Original posting here: Darryl Siry's Blog: “Detroit 3” pressures will impact EV startups Picked up by CNN Money here: Next Chapter in the Silicon Valey vs. Detroit Saga: Chapter 11?
Analysis of the analysis: EV Statrups like Tesla and Fisker Will Not Survive A Mainsteam Auto - GLG News
Time will tell, but this guy (TIfton) seems too sure of himself about what lies ahead for EV startups if GM and/or Chrysler fail. Ford will likely still be around, not to mention the foreign companies like Toyota that manufacure in the US now too. Does this guy have any track record for predicting the furture? Or maybe he's got a cyrstal ball.

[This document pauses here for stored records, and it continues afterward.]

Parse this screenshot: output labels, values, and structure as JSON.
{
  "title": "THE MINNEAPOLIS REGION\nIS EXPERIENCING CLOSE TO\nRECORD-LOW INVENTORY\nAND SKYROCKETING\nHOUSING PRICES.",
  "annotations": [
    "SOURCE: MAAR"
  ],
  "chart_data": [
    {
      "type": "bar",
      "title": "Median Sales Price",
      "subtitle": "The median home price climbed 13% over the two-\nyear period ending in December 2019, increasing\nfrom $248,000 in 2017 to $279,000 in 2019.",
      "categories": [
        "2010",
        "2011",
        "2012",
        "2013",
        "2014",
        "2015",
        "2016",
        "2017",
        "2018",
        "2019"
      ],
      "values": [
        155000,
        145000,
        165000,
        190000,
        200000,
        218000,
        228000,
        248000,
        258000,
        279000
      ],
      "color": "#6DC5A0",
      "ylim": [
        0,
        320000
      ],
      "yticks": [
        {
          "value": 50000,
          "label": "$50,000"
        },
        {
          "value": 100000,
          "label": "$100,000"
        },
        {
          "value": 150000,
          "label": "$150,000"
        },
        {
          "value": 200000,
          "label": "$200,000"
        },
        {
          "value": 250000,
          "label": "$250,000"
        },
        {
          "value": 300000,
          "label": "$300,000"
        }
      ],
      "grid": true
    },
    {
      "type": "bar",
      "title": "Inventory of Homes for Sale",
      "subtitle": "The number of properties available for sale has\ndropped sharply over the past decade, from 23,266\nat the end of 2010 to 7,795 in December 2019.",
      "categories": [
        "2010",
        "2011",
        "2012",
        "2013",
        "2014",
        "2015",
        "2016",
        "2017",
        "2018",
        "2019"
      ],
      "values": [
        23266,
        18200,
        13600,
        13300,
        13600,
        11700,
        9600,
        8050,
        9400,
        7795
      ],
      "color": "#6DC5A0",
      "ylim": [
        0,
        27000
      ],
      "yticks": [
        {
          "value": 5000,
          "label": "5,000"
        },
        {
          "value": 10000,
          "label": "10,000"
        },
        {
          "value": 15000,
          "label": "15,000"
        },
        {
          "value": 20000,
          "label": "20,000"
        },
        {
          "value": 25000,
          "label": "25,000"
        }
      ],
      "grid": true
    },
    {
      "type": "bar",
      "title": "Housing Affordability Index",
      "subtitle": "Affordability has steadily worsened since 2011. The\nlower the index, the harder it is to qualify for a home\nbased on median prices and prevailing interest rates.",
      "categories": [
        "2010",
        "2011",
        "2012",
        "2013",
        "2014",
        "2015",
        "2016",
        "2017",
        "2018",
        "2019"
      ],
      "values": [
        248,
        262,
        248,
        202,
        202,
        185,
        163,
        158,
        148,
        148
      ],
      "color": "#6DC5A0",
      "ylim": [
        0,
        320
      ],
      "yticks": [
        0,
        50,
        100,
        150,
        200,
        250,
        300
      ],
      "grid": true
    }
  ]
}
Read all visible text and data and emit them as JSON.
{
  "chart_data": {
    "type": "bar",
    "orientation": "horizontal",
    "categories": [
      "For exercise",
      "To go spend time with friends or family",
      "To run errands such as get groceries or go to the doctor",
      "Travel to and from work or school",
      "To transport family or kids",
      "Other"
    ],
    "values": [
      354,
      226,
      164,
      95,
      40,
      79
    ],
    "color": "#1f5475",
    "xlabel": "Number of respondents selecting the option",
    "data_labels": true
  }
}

I don't agree with this article at all. For one thing, GM and Ford won't die. If one goes bankrupt, surely it will push the other one in the same direction, but solely because it will have significantly less debt and a better cost structure after reorganization. This is what happened to airline industry and the steel industry and I'm sure countless other ones that suffered the same problems - namely flagging demand in the face of an over-levered balance sheet with a rigid labor structure in a capital intensive business. These aren't fatal flaws. Somehow, these idiots have confused bankruptcy with an atom bomb blast that wipes out every automotive assembly and parts plant from existence. Furthermore, what components or component manufacturers does Tesla share with any of the aforementioned companies? Vanishingly few, and fewer still that couldn't be sourced to other companies I'm sure.
The Roadster has at least one GM part in it. No joke; when I was at the Menlo Park store taking delivery on my Roadster, they showed me around the final assembly operation, and they pointed out a wiring harness that was sourced by GM.